La “provincia autonoma” di Bolzano è, in Italia, la regione (tale è di fatto) con il più alto reddito pro capite, la migliore qualità di vita, il più capillare e praticato plurilinguismo, i migliori esiti scolastici, strenua nel difendere l’ambiente, la tradizione e le lingue locali e, non di meno, capace di introdurre, prima di altri, le innovazioni tecnologiche impiegandole per le proprie peculiarità. Insomma, la prova provata e verificabile da tutti che con la propria identità si può progredire ed essere all’avanguardia evitando i passi falsi indotti da una male imposta (e interessata) globalizzazione. Se ne ricordino i friulani quando leggono certe stucchevoli affermazioni tendenti a far credere che il sentimento di appartenenza, l’identità peculiare, siano di impedimento al progresso. Non è vero, lo provano le regioni autonome di Trento e Bozano, della Valle d’Aosta; lo prova la comunità autonoma di Catalogna, la più progredita della Spagna.

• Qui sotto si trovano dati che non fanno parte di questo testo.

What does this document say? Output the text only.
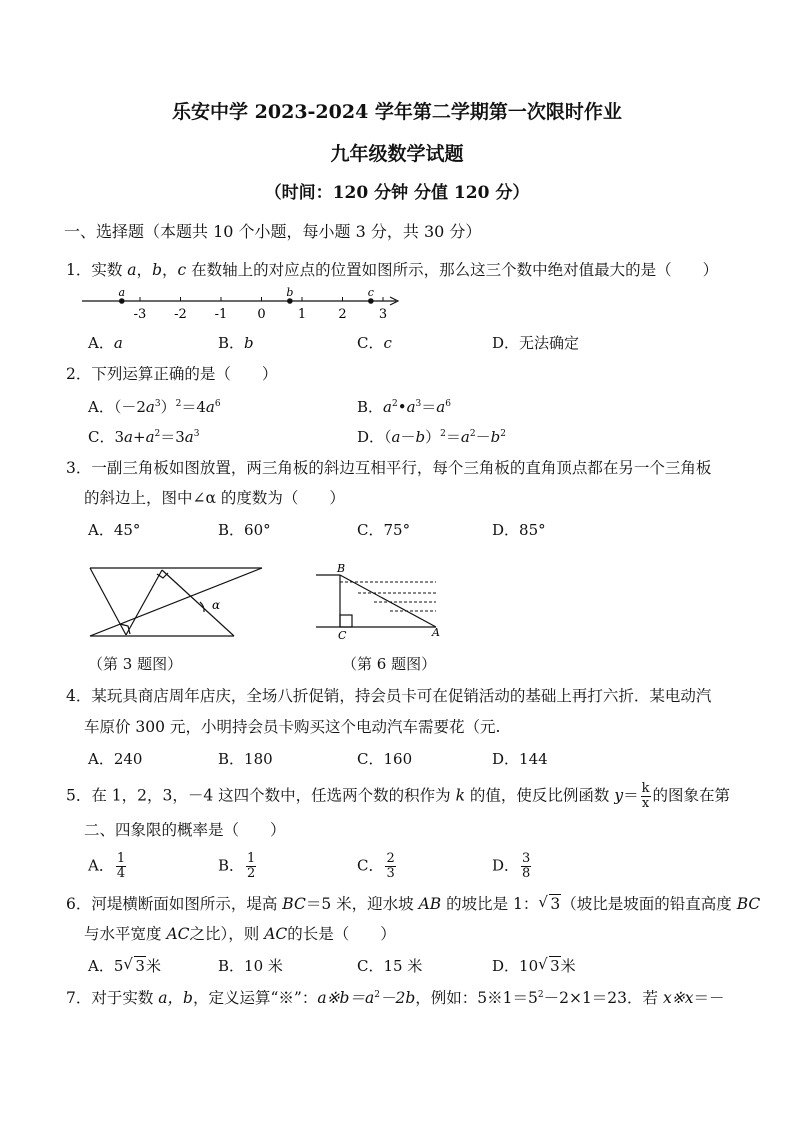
乐安中学 2023-2024 学年第二学期第一次限时作业
九年级数学试题
（时间：120 分钟 分值 120 分）
一、选择题（本题共 10 个小题，每小题 3 分，共 30 分）
1．实数 a，b，c 在数轴上的对应点的位置如图所示，那么这三个数中绝对值最大的是（　　）
-3 -2 -1 0 1 2 3
a	b	c
A．a	B．b	C．c	D．无法确定
2．下列运算正确的是（　　）
A．$(-2a^3)^2=4a^6$	B．$a^2•a^3=a^6$
C．$3a+a^2=3a^3$	D．$(a-b)^2=a^2-b^2$
3．一副三角板如图放置，两三角板的斜边互相平行，每个三角板的直角顶点都在另一个三角板
的斜边上，图中∠α 的度数为（　　）
A．45°	B．60°	C．75°	D．85°
α
B
C	A
（第 3 题图）	（第 6 题图）
4．某玩具商店周年店庆，全场八折促销，持会员卡可在促销活动的基础上再打六折．某电动汽
车原价 300 元，小明持会员卡购买这个电动汽车需要花（元.
A．240	B．180	C．160	D．144
5．在 1，2，3，－4 这四个数中，任选两个数的积作为 k 的值，使反比例函数 $y= \frac{k}{x}$ 的图象在第
二、四象限的概率是（　　）
A． $\frac{1}{4}$	B． $\frac{1}{2}$	C． $\frac{2}{3}$	D． $\frac{3}{8}$
6．河堤横断面如图所示，堤高 BC＝5 米，迎水坡 AB 的坡比是 1： √ 3（坡比是坡面的铅直高度 BC
与水平宽度 AC之比），则 AC的长是（　　）
A．5 √ 3米	B．10 米	C．15 米	D．10 √ 3米
7．对于实数 a，b，定义运算“※”：$a※b=a^2-2b$，例如：$5※1=5^2-2\times 1=23$．若 x※x＝－
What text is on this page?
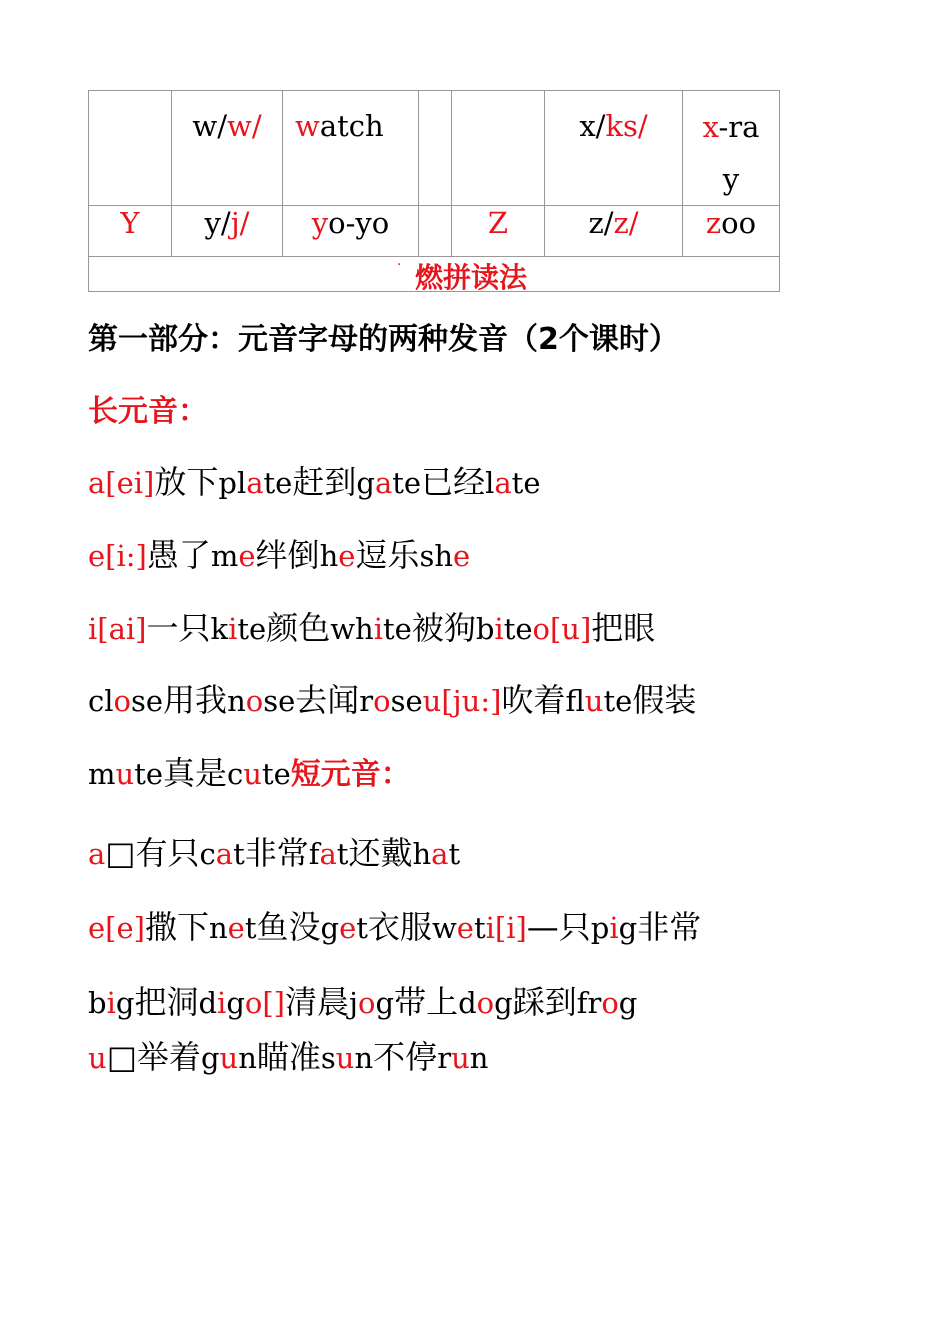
	w/w/	watch			x/ks/	x-ra
y

Y	y/j/	yo-yo		Z	z/z/	zoo

· 燃拼读法						
第一部分：元音字母的两种发音（2个课时）
长元音：
a[ei]放下plate赶到gate已经late
e[i:]愚了me绊倒he逗乐she
i[ai]一只kite颜色white被狗biteo[u]把眼
close用我nose去闻roseu[ju:]吹着flute假装
mute真是cute短元音：
a□有只cat非常fat还戴hat
e[e]撒下net鱼没get衣服weti[i]—只pig非常
big把洞digo[]清晨jog带上dog踩到frog
u□举着gun瞄准sun不停run
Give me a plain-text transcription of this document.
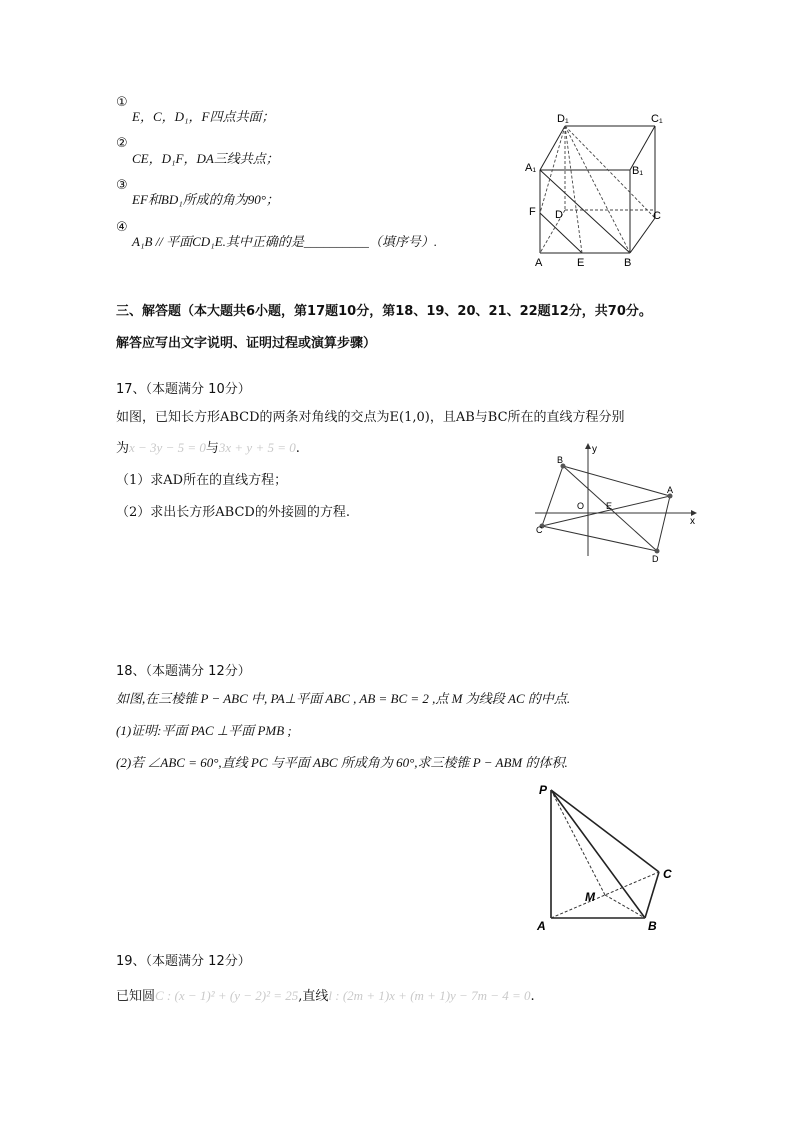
①
E，C，D₁，F四点共面；
②
CE，D₁F，DA三线共点；
③
EF和BD₁所成的角为90°；
④
A₁B // 平面CD₁E.其中正确的是__________（填序号）.
D₁	C₁
A₁	B₁
F D	C
A	E	B
三、解答题（本大题共6小题，第17题10分，第18、19、20、21、22题12分，共70分。
解答应写出文字说明、证明过程或演算步骤）
17、（本题满分 10分）
如图，已知长方形ABCD的两条对角线的交点为E(1,0)，且AB与BC所在的直线方程分别
为x − 3y − 5 = 0与3x + y + 5 = 0.
（1）求AD所在的直线方程；
（2）求出长方形ABCD的外接圆的方程.
y
x
B
A
O E
C
D
18、（本题满分 12分）
如图,在三棱锥 P − ABC 中, PA⊥平面 ABC , AB = BC = 2 ,点 M 为线段 AC 的中点.
(1)证明:平面 PAC ⊥平面 PMB ;
(2)若 ∠ABC = 60°,直线 PC 与平面 ABC 所成角为 60°,求三棱锥 P − ABM 的体积.
P
C
M
A	B
19、（本题满分 12分）
已知圆C : (x − 1)² + (y − 2)² = 25,直线l : (2m + 1)x + (m + 1)y − 7m − 4 = 0.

E anche qui da noi, in Friuli, due dei momenti più alti e proficui, la ricostruzione post-terremoto e l’istituzione della Università, sono stati avviati, sostenuti e ottenuti grazie alla coesione identitaria dei Friulani.

Ricordiamocene, cerchiamo di rendere strutturale, e non episodica, la coesione derivante dal senso di appartenenza ad una cultura che nulla ha di meno di altre o di millantate “non culture” globali.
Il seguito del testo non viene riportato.